Here are the same examples in informal Japanese this time:

(ははを てつだいに いく。)
I’ll go and help mom.

(ともだちが べんきょうしに くる。)
My friend will come to study.

(きゃばくらへ のみに いく。)
I’ll go to the cabaret to drink.

Be careful when using this construction not to mix in the past tense. For example:

* 友達が勉強しに来た。
(ともだちが べんきょうしに きた。)
My friend came to study.

Whoa there, that can’t be future tense. It’s in the past form so you blew it. Don’t put verbs in past tense if you want to talk about the future. Other than that, you should be good to go!

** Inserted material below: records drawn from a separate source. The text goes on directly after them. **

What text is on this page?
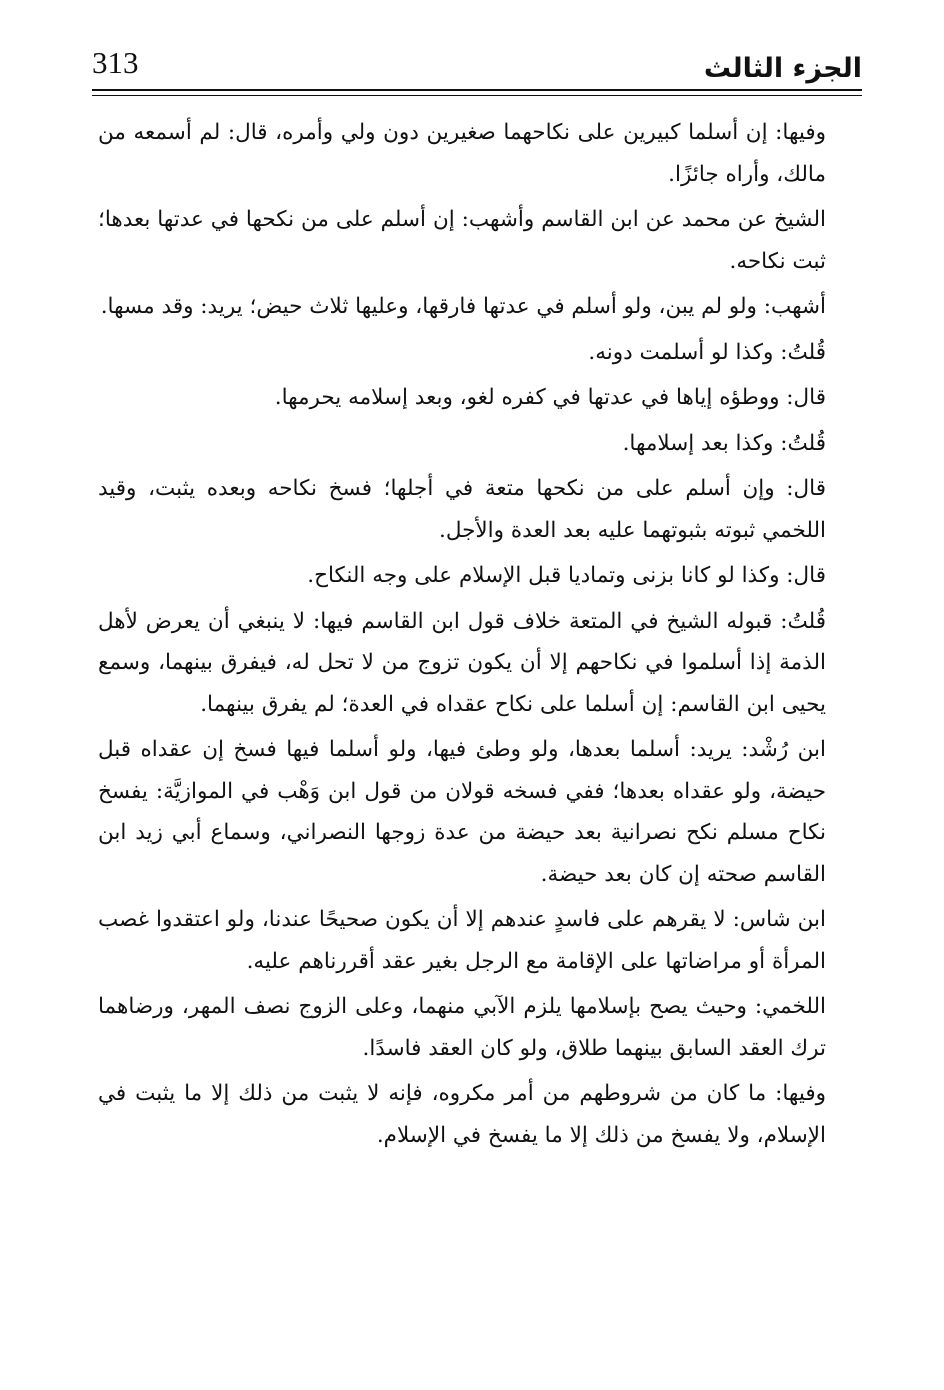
الجزء الثالث
313

وفيها: إن أسلما كبيرين على نكاحهما صغيرين دون ولي وأمره، قال: لم أسمعه من مالك، وأراه جائزًا.

الشيخ عن محمد عن ابن القاسم وأشهب: إن أسلم على من نكحها في عدتها بعدها؛ ثبت نكاحه.

أشهب: ولو لم يبن، ولو أسلم في عدتها فارقها، وعليها ثلاث حيض؛ يريد: وقد مسها.

قُلتُ: وكذا لو أسلمت دونه.

قال: ووطؤه إياها في عدتها في كفره لغو، وبعد إسلامه يحرمها.

قُلتُ: وكذا بعد إسلامها.

قال: وإن أسلم على من نكحها متعة في أجلها؛ فسخ نكاحه وبعده يثبت، وقيد اللخمي ثبوته بثبوتهما عليه بعد العدة والأجل.

قال: وكذا لو كانا بزنى وتماديا قبل الإسلام على وجه النكاح.

قُلتُ: قبوله الشيخ في المتعة خلاف قول ابن القاسم فيها: لا ينبغي أن يعرض لأهل الذمة إذا أسلموا في نكاحهم إلا أن يكون تزوج من لا تحل له، فيفرق بينهما، وسمع يحيى ابن القاسم: إن أسلما على نكاح عقداه في العدة؛ لم يفرق بينهما.

ابن رُشْد: يريد: أسلما بعدها، ولو وطئ فيها، ولو أسلما فيها فسخ إن عقداه قبل حيضة، ولو عقداه بعدها؛ ففي فسخه قولان من قول ابن وَهْب في الموازيَّة: يفسخ نكاح مسلم نكح نصرانية بعد حيضة من عدة زوجها النصراني، وسماع أبي زيد ابن القاسم صحته إن كان بعد حيضة.

ابن شاس: لا يقرهم على فاسدٍ عندهم إلا أن يكون صحيحًا عندنا، ولو اعتقدوا غصب المرأة أو مراضاتها على الإقامة مع الرجل بغير عقد أقررناهم عليه.

اللخمي: وحيث يصح بإسلامها يلزم الآبي منهما، وعلى الزوج نصف المهر، ورضاهما ترك العقد السابق بينهما طلاق، ولو كان العقد فاسدًا.

وفيها: ما كان من شروطهم من أمر مكروه، فإنه لا يثبت من ذلك إلا ما يثبت في الإسلام، ولا يفسخ من ذلك إلا ما يفسخ في الإسلام.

Forming the Japanese Future Tense with つもり

The つもり method has basically the same meaning—depiction of intention—but it’s constructed a bit differently.

It’s pretty complicated and hard to understand, so stay focused. Ready? Here it is: You construct it by putting つもり at the end of a sentence.

Oh, did I say it’s difficult? I meant ridiculously easy, sorry. As a bonus, the formal and informal versions are practically the same, with the formal taking です at the end.

(うみへ いく つもり です。)
I plan to go to the sea.

There’s really nothing more to it, so here are some more examples:

(むらかみ りゅうの ほんを よむ つもり です。)
I intend to read Ryuu Murakami’s book.

(かれーを つくる つもり です。)
I plan to prepare curry.

Just remember not to use the formal conjugation of a verb, like in this incorrect example:

* 本を買いますつもり。
(ほんを かいます つもり。)
I plan to buy a book.

This is wrong! The correct sentence would say:

(ほんを かう つもり です。)
I plan to buy a book.

We won’t write out the informal versions because they’re the same just without です at the end. Simple!


Languages have always been and always will be the best means of discussing the past, present and future. After all, that’s the core of language, along with its power of connecting people.

Now you can travel into the future with the Japanese language!